Question

Squids and octopuses propel themselves by expelling water. They do this by keeping water in a cavity and then suddenly contracting the cavity to force out the water through an opening. A 6.50 kg squid (including the water in the cavity) at rest suddenly sees a dangerous predator. A. If the squid has 1.55 kg of water in its cavity, at what speed must it expel this water to suddenly achieve a speed of 2.60 m/s to escape the predator? Neglect any drag effects of the surrounding water.
B. How much kinetic energy does the squid create by this maneuver?

Answer 1

Answer:

A) The speed of the water must be 8.30 m/s.
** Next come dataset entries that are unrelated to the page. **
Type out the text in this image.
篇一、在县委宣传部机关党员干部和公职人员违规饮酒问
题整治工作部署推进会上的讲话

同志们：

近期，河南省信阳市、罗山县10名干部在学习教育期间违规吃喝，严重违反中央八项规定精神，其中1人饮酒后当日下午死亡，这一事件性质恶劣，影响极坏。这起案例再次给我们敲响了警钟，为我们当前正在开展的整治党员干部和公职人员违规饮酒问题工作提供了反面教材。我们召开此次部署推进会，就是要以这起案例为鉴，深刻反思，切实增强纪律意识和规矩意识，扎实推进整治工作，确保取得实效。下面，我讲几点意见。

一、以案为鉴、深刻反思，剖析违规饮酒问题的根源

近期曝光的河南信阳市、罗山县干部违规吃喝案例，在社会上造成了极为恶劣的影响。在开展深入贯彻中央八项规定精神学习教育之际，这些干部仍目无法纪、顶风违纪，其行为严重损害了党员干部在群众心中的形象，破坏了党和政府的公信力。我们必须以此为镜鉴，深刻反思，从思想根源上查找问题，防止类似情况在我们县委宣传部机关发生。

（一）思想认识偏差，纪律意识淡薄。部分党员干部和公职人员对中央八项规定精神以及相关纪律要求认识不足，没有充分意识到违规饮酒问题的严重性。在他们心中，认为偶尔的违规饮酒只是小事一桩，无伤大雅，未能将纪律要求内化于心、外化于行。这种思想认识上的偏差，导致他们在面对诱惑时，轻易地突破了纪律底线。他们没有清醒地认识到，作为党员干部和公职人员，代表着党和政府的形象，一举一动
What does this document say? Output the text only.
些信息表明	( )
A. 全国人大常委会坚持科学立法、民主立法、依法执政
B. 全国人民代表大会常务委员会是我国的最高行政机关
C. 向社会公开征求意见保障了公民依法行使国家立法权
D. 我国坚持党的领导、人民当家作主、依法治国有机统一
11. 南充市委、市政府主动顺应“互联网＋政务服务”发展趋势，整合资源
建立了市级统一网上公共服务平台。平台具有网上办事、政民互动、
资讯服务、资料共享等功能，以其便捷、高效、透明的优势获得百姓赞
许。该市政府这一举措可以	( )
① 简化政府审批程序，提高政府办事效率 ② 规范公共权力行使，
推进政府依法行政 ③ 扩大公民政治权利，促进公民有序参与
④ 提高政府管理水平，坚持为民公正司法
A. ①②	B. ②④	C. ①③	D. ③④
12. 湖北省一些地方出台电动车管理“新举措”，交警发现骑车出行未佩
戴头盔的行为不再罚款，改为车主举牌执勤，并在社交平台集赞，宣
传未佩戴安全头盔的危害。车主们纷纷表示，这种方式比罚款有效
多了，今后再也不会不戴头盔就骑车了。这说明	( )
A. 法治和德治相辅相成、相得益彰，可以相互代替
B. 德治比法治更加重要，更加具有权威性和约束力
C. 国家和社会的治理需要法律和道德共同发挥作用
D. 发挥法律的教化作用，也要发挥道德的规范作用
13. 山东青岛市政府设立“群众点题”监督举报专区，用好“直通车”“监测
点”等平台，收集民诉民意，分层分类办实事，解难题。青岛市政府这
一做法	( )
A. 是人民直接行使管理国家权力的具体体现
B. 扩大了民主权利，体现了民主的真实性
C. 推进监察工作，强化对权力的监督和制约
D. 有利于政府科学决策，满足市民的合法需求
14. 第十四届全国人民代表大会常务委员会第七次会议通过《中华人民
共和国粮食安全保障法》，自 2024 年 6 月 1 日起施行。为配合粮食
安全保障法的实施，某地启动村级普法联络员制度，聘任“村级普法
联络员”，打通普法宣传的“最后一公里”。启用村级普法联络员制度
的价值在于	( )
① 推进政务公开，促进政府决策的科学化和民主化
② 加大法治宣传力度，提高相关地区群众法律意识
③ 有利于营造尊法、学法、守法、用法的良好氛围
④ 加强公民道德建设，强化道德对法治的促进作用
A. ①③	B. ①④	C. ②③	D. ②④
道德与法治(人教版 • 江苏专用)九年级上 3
B) Total kinetic energy created by this maneuver is 70.12 Joules.

Explanation:

A) Mass of squid with water = 6.50 kg

Mass of water in squid cavuty = 1.55 kg

Mass of squid = $m_1=6.50 kg- 1.55 kg=4.95 kg$

Velocity achieved by squid = $v_1=2.60 m/s$

Momentum gained by squid = $P=m_1v_1$

Mass of water = $m_2=1.55 kg$

Velocity by which water was released by squid = $v_2$

Momentum gained by water but in opposite direction = $P'=m_2v_2$

P = P'

$m_1v_1=m_2v_2$

$v_2=\frac{m_1v_1}{m_2}=\frac{4.95 kg\times 2.60 m/s}{1.55 kg}=8.30 m/s$

B) Kinetic energy does the squid create by this maneuver:

Kinetic energy of squid = K.E  =$\frac{1}{2}m_1v_1^{2}$

Kinetic energy of water = K.E' = $\frac{1}{2}m_2v_2^{2}$

Total kinetic energy created by this maneuver:

$K.E+K.E'=\frac{1}{2}m_1v_1^{2}+\frac{1}{2}m_2v_2^{2}$

$=\frac{1}{2}\times 4.95 kg\times (2.60 m/s)^2+\frac{1}{2}\times 1.55 kg\times (8.30 m/s)^2=70.12 Joules$